Unification of measurement refers to a 200-year-old process whereby dozens if not hundreds of distinct scales for measuring a common attribute are, sometimes quickly and more often slowly, reduced to one, two or three exchangeable units of measure. The history of temperature measurement is a paradigmatic case (Chang, 2004; Sherry, 2011) that parallels many contemporary measurement movements in the social and behavioral sciences. Typically, an attribute (construct) captures the imagination of a community of scholars and engineers and different tests, instruments, mechanisms, and scales are proposed for measuring the attribute, and each is uniquely named. Once there is consensus that the selfsame attribute is being measured across these various devices small scale linking studies are undertaken to build conversion tables to re express one unit in one or more other units. More advanced linking studies reduce the link to an equation °F = °C * 9/5 + 32 making for quick and easy conversions. Since at this stage there is often not much to elevate one scale about the competition the market place takes over and ‘unification’, with all its time and cost savings eventually prevails. Sometimes unification is swift and decisive but more often, particularly in the social sciences, metrology is poorly understood and unification plods along.

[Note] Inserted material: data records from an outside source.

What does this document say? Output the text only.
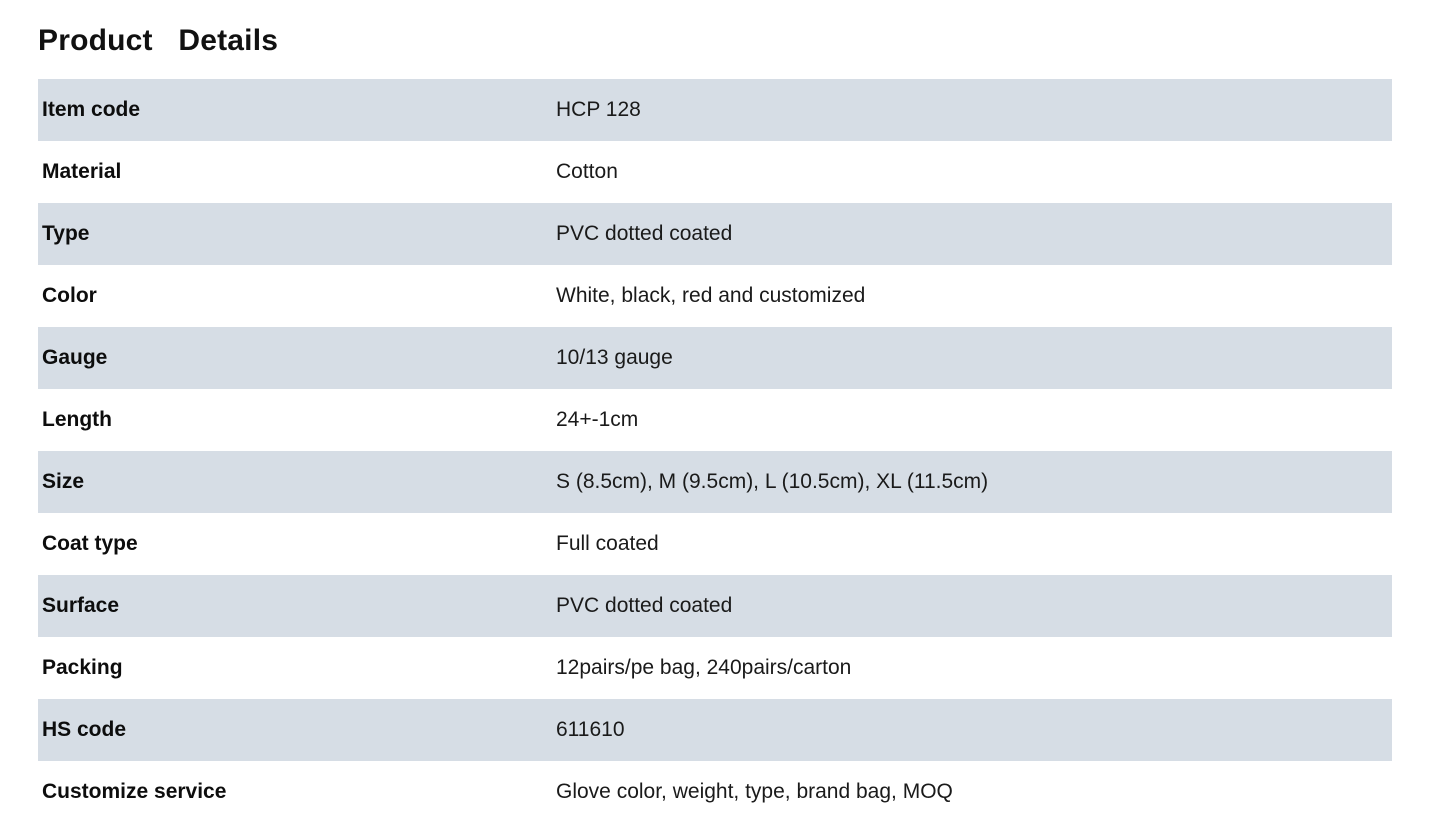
Product   Details
Item code	HCP 128
Material	Cotton
Type	PVC dotted coated
Color	White, black, red and customized
Gauge	10/13 gauge
Length	24+-1cm
Size	S (8.5cm), M (9.5cm), L (10.5cm), XL (11.5cm)
Coat type	Full coated
Surface	PVC dotted coated
Packing	12pairs/pe bag, 240pairs/carton
HS code	611610
Customize service	Glove color, weight, type, brand bag, MOQ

A useful case study of unification in the social sciences is the longstanding network of reading measures that has linked 100 + English language reading tests across the world, 250,000 book measures and 200 million article measures. The unification process is 27 years old and is accelerating but is far from complete. This effort drew inspiration and strategies from the history of the unification of temperature (Chang, 2004; Molenaar & Newell, 2010; Stenner et al., 2013).

Rather than using factor analysis of inter individual data to define an attribute structure and then asking if this structure obtains when examining intra individual data we suggest the use of substantive theory (in the form of specification/calibration equations) to establish the universality of attribute structure and measurement mechanism at the individual level. Once this is accomplished there is no puzzle about whether between person differences have the same structure as within person differences—of course they do. So, what this analysis reveals is that it is problematic to study between person variation at one point in time to glimpse truths about within person structures over time (Hamaker et al., 2007; Williamson et al., 2013). But the surprise is that if we start with within-person theory-referenced measurement, where in the extreme no two persons have any items in common over 5 years of measurement, then we would not stop for a moment to puzzle about the validity of the claim that at the end of year 1 Jane was higher than Bob but at the end of year 5 Bob was higher than Jane (i.e., a claim about inter-individual variation.) This is yet another benefit of theory based instrument calibration.

Several key features distinguishing physical science and behavioral science measurement systems can be traced to the absence of substantive theory sufficiently developed that said theory can be used to calibrate measurement instruments. Once such a calibration/specification equation is available most of these distinguishing features can quickly and easily be imported into the behavioral sciences.